Il Papa amava Don Camillo, una volta ha citato un brano guareschiano nel quale don Camillo dimostra di conoscere personalmente ognuno dei parrocchiani, dolori, gioie, angosce e speranze: don Camillo incarna il “cuore del paese”. Immaginare Francesco come un Don Camillo dei nostri tempi non è poi così strano. Anzi, viene quasi naturale, pensando al Papa venuto “dalla fine del mondo” con quel suo sorriso un po’ sornione e quell’umorismo asciutto, capace di smontare cerimonie e paludamenti con una battuta semplice. Don Camillo, il parroco inventato da Giovannino Guareschi e portato sul grande schermo da Fernandel, era un caterpillar nella difesa della sua chiesa, come Francesco lo è stato per il Vangelo di Gesù. Nessuna deviazione, nessuna astuzia di palazzo: pace, vita, famiglia, giustizia — parole semplici, come le pietre.
Luca Bizzarri, attore e comico intelligente, ha accennato a questa somiglianza. L’idea fa sorridere, e non sarebbe dispiaciuta a Francesco, che amava i paragoni spiritosi. Una volta, incontrando dei seminaristi, disse loro: «Non fate i pipistrelli da sacrestia, sempre nascosti. Siate allegri come bambini al parco». Era un invito a vivere la fede con il sorriso, non con la faccia scura di chi si sente custode di un tesoro inaccessibile.
Francesco non ha mai perso l’autoironia, nemmeno nei momenti più difficili. «Io sono un Papa a tempo parziale», scherzava nel 2020, alludendo ai problemi di salute che lo costringevano a delegare molte attività. E quando un giornalista gli chiese se non avesse paura dei nemici interni, rispose: «Io firmo e vado avanti. Sono argentino: se non mi ammazzano loro, mi ammazza il mate!».

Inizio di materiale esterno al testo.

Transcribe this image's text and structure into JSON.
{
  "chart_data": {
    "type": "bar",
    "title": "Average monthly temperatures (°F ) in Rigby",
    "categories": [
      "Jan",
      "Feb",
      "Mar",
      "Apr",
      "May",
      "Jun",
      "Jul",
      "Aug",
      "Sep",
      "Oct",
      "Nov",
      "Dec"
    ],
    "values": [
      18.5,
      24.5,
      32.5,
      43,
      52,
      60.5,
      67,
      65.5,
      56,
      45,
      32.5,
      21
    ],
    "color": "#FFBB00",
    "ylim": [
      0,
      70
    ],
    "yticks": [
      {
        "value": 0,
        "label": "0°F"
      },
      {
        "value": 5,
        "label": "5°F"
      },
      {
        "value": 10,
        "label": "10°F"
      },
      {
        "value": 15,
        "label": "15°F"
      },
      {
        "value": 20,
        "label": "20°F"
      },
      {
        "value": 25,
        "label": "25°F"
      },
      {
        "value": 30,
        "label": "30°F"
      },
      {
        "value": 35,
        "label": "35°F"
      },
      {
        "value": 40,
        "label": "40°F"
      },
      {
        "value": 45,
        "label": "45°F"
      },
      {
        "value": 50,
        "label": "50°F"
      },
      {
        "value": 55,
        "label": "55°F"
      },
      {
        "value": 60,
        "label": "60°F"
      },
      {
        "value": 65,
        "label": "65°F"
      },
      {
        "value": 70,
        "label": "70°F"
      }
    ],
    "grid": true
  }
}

Come Don Camillo, anche Francesco ha dovuto fare i conti con avversari duri. Non un sindaco comunista, come Peppone, ma cardinali, politici, interessi fortissimi. In Argentina, da vescovo, aveva conosciuto la durezza del potere dispotico; a Roma, da Papa, ha trovato la durezza del sistema. Mantenendo sempre lo stesso sguardo: ironico, realista, mai ingenuo.
I suoi “pregate per me”, ripetuti a ogni Angelus, non erano formule: erano richieste vere, quasi implorazioni. In privato aggiungeva, a chi lo ascoltava: «Pregate per me, ma a mio favore, non contro». Sapeva che anche nella sua casa, nella Chiesa che amava fino allo sfinimento, non tutti lo sostenevano. Eppure, non ha mai perso la leggerezza. Raccontano che in una riunione difficile, di fronte a cardinali irrigiditi, tirasse fuori all’improvviso una barzelletta sui burocrati di curia: ridevano tutti, a denti stretti, ma ridevano.
Il contesto è cambiato: non siamo più nella Bassa padana degli anni ’50, tra contadini di poche parole e ideali forti. Siamo nel mondo globale, liquido, veloce, dove la parola “popolo” sembra un suono lontano. Ma quella figura di parroco, capace di dire la verità senza urlare, di amare senza compromessi, resta.
Francesco ha fatto il parroco anche da Papa. Non ha mai indossato la corazza del sovrano regnante. Ha preferito la tunica stropicciata, il sorriso del compagno di viaggio. È per questo che molti — credenti e non — lo hanno sentito vicino, uno “di casa”.
Alla fine, come Don Camillo, Francesco ci lascia il ricordo di una fede testarda, semplice e sorridente. Ci lascia anche la nostalgia di una Chiesa capace di parlare con il linguaggio della vita vera. Il suo ultimo consiglio resta lo stesso: pregate per me. Con un sorriso, se potete. Se ci pensate, sembra uscito dalle labbra di Don Camillo.